Dessin exclusif pour l’OABA : merci à Jean-Michel Thiriet

 

Alors que la Commission européenne avait annoncé, en juin 2018, le lancement de sa stratégie « Farm to Fork » prévue pour orienter la politique agricole européenne vers une production et une consommation plus durable, le ministre de l’Agriculture et de la Souveraineté alimentaire a décidé d’un autre avenir pour la France.

C’est pendant le SPACE, le Salon International de l’Élevage qui se déroule chaque année à Rennes au mois de septembre, que Marc Fesneau a annoncé qu’un des objectifs de l’agriculture française était de développer « l’entrée en gamme » pour concurrencer les prix cassés des produits d’importation.

Miser sur le premier prix, c’est encourager à produire moins cher, au détriment de la qualité et en faisant fi des enjeux sociaux-environnementaux auxquels nous sommes confrontés. C’est également réduire la capacité des éleveurs à vivre correctement de leur travail, fragilisant leurs installations et les rendant davantage dépendants des aides publiques. Ainsi, la France se singularise de nouveau en encourageant une démarche allant à l’encontre de la politique agricole souhaitée par l’Union européenne (UE) et ses concitoyens.

Qui dit entrée de gamme, dit élevage intensif

L’élevage intensif consiste à élever un maximum d’animaux sur une surface minimale et à leur fournir une alimentation très riche afin de favoriser une croissance extrêmement rapide et/ou de garantir une production au rendement le plus élevé possible. Ces animaux sont issus d’une sélection génétique abusive visant à optimiser leur production au détriment même de leur santé.

Ces usines à protéines sont dénoncées depuis leur création par les ONG de protection animale, en témoigne la récente tribune cosignée par l’OABA contre LDC (leader de la volaille en France derrière les marques Marie, Le Gaulois et Maître Coq). Des chercheurs de l’INRAE et du CNRS ont également uni leur voix pour soutenir la critique [1] : ce système d’élevage ne respecte en aucune façon les principes de base du bien-être animal. Il est impossible d’améliorer le bien-être des animaux dans ces systèmes intensifs.

Les animaux sont élevés avec des densités telles qu’il « faut » les mutiler pour qu’ils ne se blessent plus les uns les autres du fait de leur proximité. Ces mutilations sont réalisées quasi-exclusivement sans aucune prise en charge de la douleur. Les animaux grandissent dans des environnements tellement pauvres qu’ils se mettent à développer des comportements déviants, signes d’ennui et de mal-être (cannibalisme, picage, stéréotypies). Tous les signaux sont au rouge, mais le gouvernement préfère fermer les yeux et sortir sa carte maîtresse, celle de la souveraineté alimentaire.

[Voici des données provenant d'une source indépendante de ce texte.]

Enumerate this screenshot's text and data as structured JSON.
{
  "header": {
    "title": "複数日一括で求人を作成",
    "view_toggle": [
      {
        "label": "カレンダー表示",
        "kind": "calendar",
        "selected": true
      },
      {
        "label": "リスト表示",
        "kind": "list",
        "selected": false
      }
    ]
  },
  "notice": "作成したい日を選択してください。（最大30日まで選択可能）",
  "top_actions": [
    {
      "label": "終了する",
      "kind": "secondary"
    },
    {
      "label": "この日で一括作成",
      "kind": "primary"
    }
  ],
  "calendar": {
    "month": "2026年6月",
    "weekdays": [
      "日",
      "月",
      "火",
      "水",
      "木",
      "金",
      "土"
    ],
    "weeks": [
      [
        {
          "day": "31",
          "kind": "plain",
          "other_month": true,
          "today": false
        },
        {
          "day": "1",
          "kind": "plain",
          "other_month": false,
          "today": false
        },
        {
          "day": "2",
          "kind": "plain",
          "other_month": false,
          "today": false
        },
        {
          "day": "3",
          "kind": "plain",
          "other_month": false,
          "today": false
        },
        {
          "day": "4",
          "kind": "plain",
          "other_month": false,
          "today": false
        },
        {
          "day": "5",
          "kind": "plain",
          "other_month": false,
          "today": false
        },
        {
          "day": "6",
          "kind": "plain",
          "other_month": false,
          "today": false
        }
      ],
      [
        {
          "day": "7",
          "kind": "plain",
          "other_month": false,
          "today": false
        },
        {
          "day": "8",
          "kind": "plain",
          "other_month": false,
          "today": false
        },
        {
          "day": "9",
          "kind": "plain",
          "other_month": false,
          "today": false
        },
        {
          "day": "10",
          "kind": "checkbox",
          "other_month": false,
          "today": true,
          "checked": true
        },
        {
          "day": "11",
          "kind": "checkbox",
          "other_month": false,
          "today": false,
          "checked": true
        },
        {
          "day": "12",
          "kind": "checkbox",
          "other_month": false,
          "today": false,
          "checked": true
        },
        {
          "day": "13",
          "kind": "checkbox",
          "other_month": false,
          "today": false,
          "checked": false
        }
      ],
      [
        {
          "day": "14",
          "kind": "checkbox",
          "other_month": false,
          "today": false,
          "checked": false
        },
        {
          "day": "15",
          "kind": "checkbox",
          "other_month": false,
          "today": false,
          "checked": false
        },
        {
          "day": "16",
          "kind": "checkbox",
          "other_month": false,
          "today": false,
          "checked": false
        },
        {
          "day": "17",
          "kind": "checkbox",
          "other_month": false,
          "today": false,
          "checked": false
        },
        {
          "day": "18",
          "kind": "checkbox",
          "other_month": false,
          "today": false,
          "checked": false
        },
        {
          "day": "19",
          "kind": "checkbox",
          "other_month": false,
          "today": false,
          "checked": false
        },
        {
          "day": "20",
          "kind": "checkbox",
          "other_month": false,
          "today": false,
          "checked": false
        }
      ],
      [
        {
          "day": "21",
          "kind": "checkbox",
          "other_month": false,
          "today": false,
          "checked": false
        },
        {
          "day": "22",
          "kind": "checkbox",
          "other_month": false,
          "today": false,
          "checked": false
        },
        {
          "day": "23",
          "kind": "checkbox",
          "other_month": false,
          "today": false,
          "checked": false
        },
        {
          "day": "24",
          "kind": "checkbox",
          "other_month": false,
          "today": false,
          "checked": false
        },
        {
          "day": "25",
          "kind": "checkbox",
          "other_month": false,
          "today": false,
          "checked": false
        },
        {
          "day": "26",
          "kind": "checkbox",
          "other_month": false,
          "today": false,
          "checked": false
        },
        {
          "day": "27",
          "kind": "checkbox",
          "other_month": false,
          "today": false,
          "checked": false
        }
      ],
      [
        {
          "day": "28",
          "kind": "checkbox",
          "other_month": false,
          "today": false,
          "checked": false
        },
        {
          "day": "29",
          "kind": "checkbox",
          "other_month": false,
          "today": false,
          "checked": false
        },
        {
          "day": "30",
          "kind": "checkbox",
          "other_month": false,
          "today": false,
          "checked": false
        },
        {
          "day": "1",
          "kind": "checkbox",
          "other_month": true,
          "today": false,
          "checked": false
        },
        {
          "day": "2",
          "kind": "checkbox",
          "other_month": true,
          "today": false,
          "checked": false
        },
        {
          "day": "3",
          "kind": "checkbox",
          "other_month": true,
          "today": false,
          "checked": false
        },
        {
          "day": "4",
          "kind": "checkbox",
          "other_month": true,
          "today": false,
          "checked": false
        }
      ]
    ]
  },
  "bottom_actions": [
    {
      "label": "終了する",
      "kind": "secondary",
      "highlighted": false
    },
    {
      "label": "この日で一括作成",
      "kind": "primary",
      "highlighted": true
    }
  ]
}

Pourtant, chaque année, la France exporte plusieurs centaines de milliers d’animaux vers les États membres ainsi que hors UE, dans des conditions que nous avons, à de multiples reprises, vivement critiquées. On nous répond que tout est une question d’équilibre de marchés et de préférences des consommateurs. Consommateurs bien longtemps conditionnés à coup de campagnes de promotion de la viande.

Manger plus de viande, quoi qu’il en coûte…

Les professionnels se défendront en précisant que depuis quelques années ils mettent en avant la consommation durable avec leur fameux « aimez la viande, mangez-en mieux » issu de leur campagne Naturellement flexitariens. Sans surprise, leur définition du flexitarisme est bien éloignée de celle du dictionnaire [2]. La notion de quantité est relayée au second plan, on nous parle avant tout de manger « sans culpabilité », d’« être libre de ne se passer de rien ». En bref, on encourage encore à consommer de la viande sans réellement inciter à en manger moins. Preuve en est, depuis la fin de la crise du covid, pour la deuxième année consécutive, la consommation moyenne de viande par habitant est en hausse [3].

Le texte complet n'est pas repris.